The Analysis of Residual Solvents By Headspace Sampling and GC According to USP <467>

Importance of the Topic

Residual solvents are organic volatile impurities that remain in drug products after manufacturing and can impact safety, efficacy, and regulatory compliance. Analyzing these trace compounds is essential for pharmaceutical quality control and process optimization.
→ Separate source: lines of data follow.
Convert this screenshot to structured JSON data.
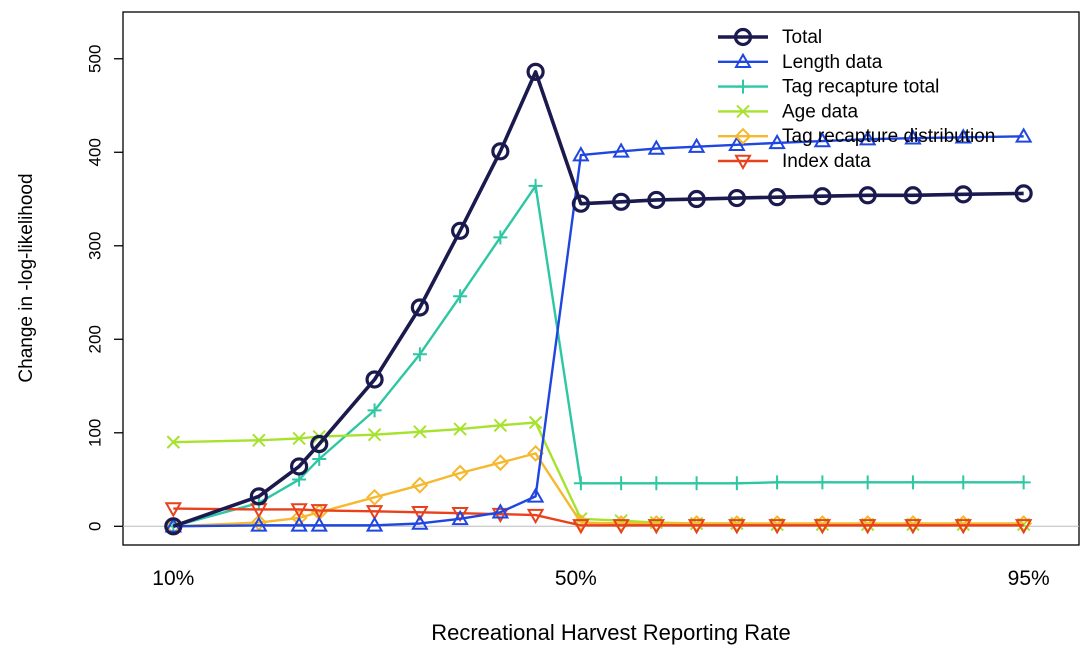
{
  "chart_data": {
    "type": "line",
    "title": "",
    "xlabel": "Recreational Harvest Reporting Rate",
    "ylabel": "Change in -log-likelihood",
    "xlim": [
      0.05,
      1.0
    ],
    "ylim": [
      -20,
      550
    ],
    "y_ticks": [
      0,
      100,
      200,
      300,
      400,
      500
    ],
    "x_tick_labels": [
      {
        "value": 0.1,
        "label": "10%"
      },
      {
        "value": 0.5,
        "label": "50%"
      },
      {
        "value": 0.95,
        "label": "95%"
      }
    ],
    "grid": false,
    "legend_position": "top-right",
    "series": [
      {
        "name": "Total",
        "color": "#1a1a4e",
        "marker": "circle",
        "x": [
          0.1,
          0.185,
          0.225,
          0.245,
          0.3,
          0.345,
          0.385,
          0.425,
          0.46,
          0.505,
          0.545,
          0.58,
          0.62,
          0.66,
          0.7,
          0.745,
          0.79,
          0.835,
          0.885,
          0.945
        ],
        "values": [
          0,
          32,
          64,
          88,
          157,
          234,
          316,
          401,
          486,
          345,
          347,
          349,
          350,
          351,
          352,
          353,
          354,
          354,
          355,
          356
        ]
      },
      {
        "name": "Length data",
        "color": "#1f46e0",
        "marker": "triangle-up",
        "x": [
          0.1,
          0.185,
          0.225,
          0.245,
          0.3,
          0.345,
          0.385,
          0.425,
          0.46,
          0.505,
          0.545,
          0.58,
          0.62,
          0.66,
          0.7,
          0.745,
          0.79,
          0.835,
          0.885,
          0.945
        ],
        "values": [
          0,
          1,
          1,
          1,
          1,
          3,
          8,
          15,
          32,
          397,
          401,
          404,
          406,
          408,
          410,
          412,
          414,
          415,
          416,
          417
        ]
      },
      {
        "name": "Tag recapture total",
        "color": "#2ec7a3",
        "marker": "plus",
        "x": [
          0.1,
          0.185,
          0.225,
          0.245,
          0.3,
          0.345,
          0.385,
          0.425,
          0.46,
          0.505,
          0.545,
          0.58,
          0.62,
          0.66,
          0.7,
          0.745,
          0.79,
          0.835,
          0.885,
          0.945
        ],
        "values": [
          0,
          25,
          50,
          72,
          124,
          184,
          246,
          309,
          364,
          46,
          46,
          46,
          46,
          46,
          47,
          47,
          47,
          47,
          47,
          47
        ]
      },
      {
        "name": "Age data",
        "color": "#a6e22e",
        "marker": "cross",
        "x": [
          0.1,
          0.185,
          0.225,
          0.245,
          0.3,
          0.345,
          0.385,
          0.425,
          0.46,
          0.505,
          0.545,
          0.58,
          0.62,
          0.66,
          0.7,
          0.745,
          0.79,
          0.835,
          0.885,
          0.945
        ],
        "values": [
          90,
          92,
          94,
          96,
          98,
          101,
          104,
          108,
          111,
          8,
          6,
          4,
          3,
          3,
          2,
          2,
          2,
          2,
          2,
          2
        ]
      },
      {
        "name": "Tag recapture distribution",
        "color": "#f5b82e",
        "marker": "diamond",
        "x": [
          0.1,
          0.185,
          0.225,
          0.245,
          0.3,
          0.345,
          0.385,
          0.425,
          0.46,
          0.505,
          0.545,
          0.58,
          0.62,
          0.66,
          0.7,
          0.745,
          0.79,
          0.835,
          0.885,
          0.945
        ],
        "values": [
          0,
          4,
          9,
          15,
          31,
          44,
          57,
          68,
          78,
          4,
          3,
          3,
          3,
          3,
          3,
          3,
          3,
          3,
          3,
          3
        ]
      },
      {
        "name": "Index data",
        "color": "#e8411c",
        "marker": "triangle-down",
        "x": [
          0.1,
          0.185,
          0.225,
          0.245,
          0.3,
          0.345,
          0.385,
          0.425,
          0.46,
          0.505,
          0.545,
          0.58,
          0.62,
          0.66,
          0.7,
          0.745,
          0.79,
          0.835,
          0.885,
          0.945
        ],
        "values": [
          19,
          18,
          18,
          17,
          16,
          15,
          14,
          13,
          12,
          1,
          1,
          1,
          1,
          1,
          1,
          1,
          1,
          1,
          1,
          1
        ]
      }
    ]
  }
}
Objectives and Study Overview

This study evaluates the performance of a Bruker 450‐GC gas chromatograph coupled with an SHS‐40 headspace sampler for the determination of 26 USP <467> residual solvents. The aim is to verify linear calibration, assess method repeatability, and demonstrate compliance with pharmacopeial requirements.

Methodology and Instrumentation

• Sample Preparation: Stock solutions of 26 solvents (100–500 ppm) were diluted in deionized water to generate calibration standards and validation samples.
• Instrumentation Setup:
• Bruker SHS‐40 Headspace Sampler: Oven at 80 °C, valve and transfer lines at 180 °C, 60 min preconditioning with shaking, 45 min analysis time.
• Bruker 450‐GC Gas Chromatograph: BR‐624ms column (60 m × 0.32 mm, 1.8 µm), injector at 200 °C with 1:10 split, FID at 270 °C, He carrier gas at 1 mL/min, oven program starting at 40 °C for 20 min then ramping at 10 °C/min to 250 °C.
• Data handled using Compass CDS software.

Main Results and Discussion

Calibration curves for representative solvents such as pentane, benzene, dichloromethane, and n‐butanol showed excellent linearity (R2 ≥ 0.997). Across all 26 compounds, correlation coefficients ranged from 0.9766 to 0.9997, indicating a robust linear response. Repeatability tests at 100 ppm demonstrated relative standard deviations below 5% for selected solvents, confirming method precision.

Benefits and Practical Applications

• Full compliance with USP <467> requirements for residual solvent analysis.
• Wide applicability across different solvent safety classes and chemical polarities.
• High sensitivity and reproducibility suitable for routine QC in pharmaceutical and industrial laboratories.

Future Trends and Possibilities

• Use of salting‐out agents like sodium sulfate to further improve analyte partitioning and sensitivity.
• Automation of sample preparation and data processing to increase laboratory throughput.
• Extension of the method to emerging solvents in green chemistry and advanced pharmaceutical synthesis.

Conclusion

The combined Bruker 450‐GC and SHS‐40 system offers a reliable, linear, and repeatable method for residual solvent analysis according to USP <467>, supporting stringent quality control practices in pharmaceutical development and production.

Reference

1. Organic Volatile Impurities / Residual Solvents <467>, United States Pharmacopeia USP 32‐NF 18.